The euro's sell-off has gained steam this week as Spain's borrowing costs surged on worries it may need to issue more debt to recapitalise its banks, adding stress to markets frayed by anxiety that Greece may exit the euro zone.
The heightened worries about Spain have been highlighted by a widening in the yield spread between Spanish 10-year government bonds and German Bunds to euro-era highs this week, and the euro has fallen almost in lock step with that move.
The euro slipped 0.2 percent to $1.2337. It fell to as low as $1.2324 on trading platform EBS at one point, its lowest level since July 2010.
EUR- USD technical prediction june 1 2012
As the world seems to keep falling apart, and world recession as looking at global bond yields in all time lows gets closer, according to Nouriel Roubini, EUR/USD printed another fresh 2012 low at 1.2323, and lowest since July 1st 2010, following worse than expected China manufacturing PMI, last at 1.2335.

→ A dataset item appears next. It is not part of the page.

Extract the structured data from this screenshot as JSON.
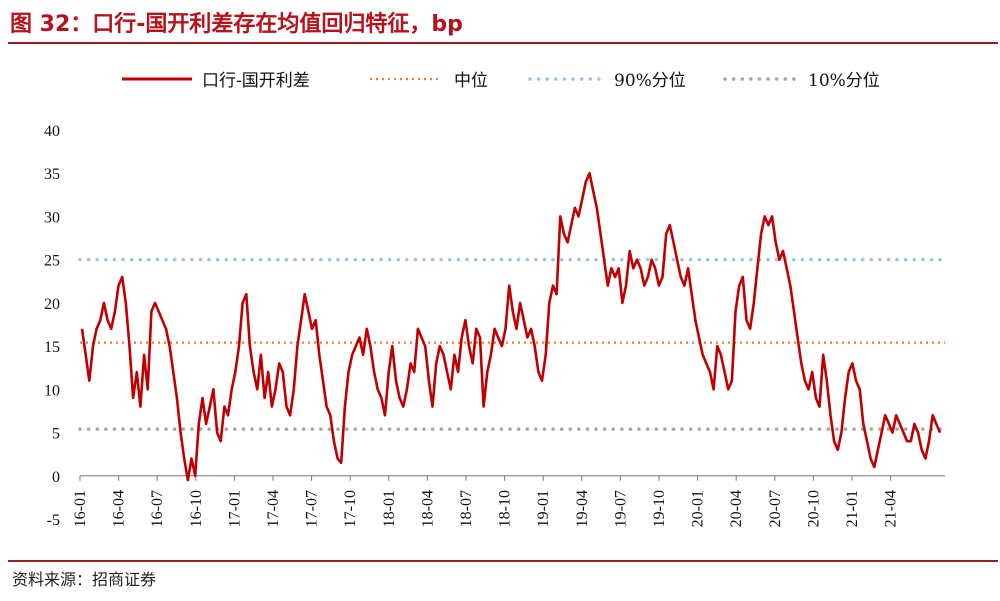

Less than an hour from final HSBC flash China PMI, USD index hits another 20-month high around 83.30, with oil slightly above the $85 mark, and gold nearing session lows around $1555, while local share markets trade in the red, Nikkei index down by -0.86%. US 10y yields offer 1.58%, and German 10y 1.21%, at record lows.
Immediate support for EUR/USD below recent session and 2012 lows at 1.2323 goes back to almost 2 years ago to around June 2010, the 30th, at 1.2304, and 1.2250 as Jun 25 lows. For the upside, closest resistance shows at current levels and yesterday's lows 1.2336, followed by yesterday's Asian session lows 1.2356, and yesterday's NY session highs 1.2390.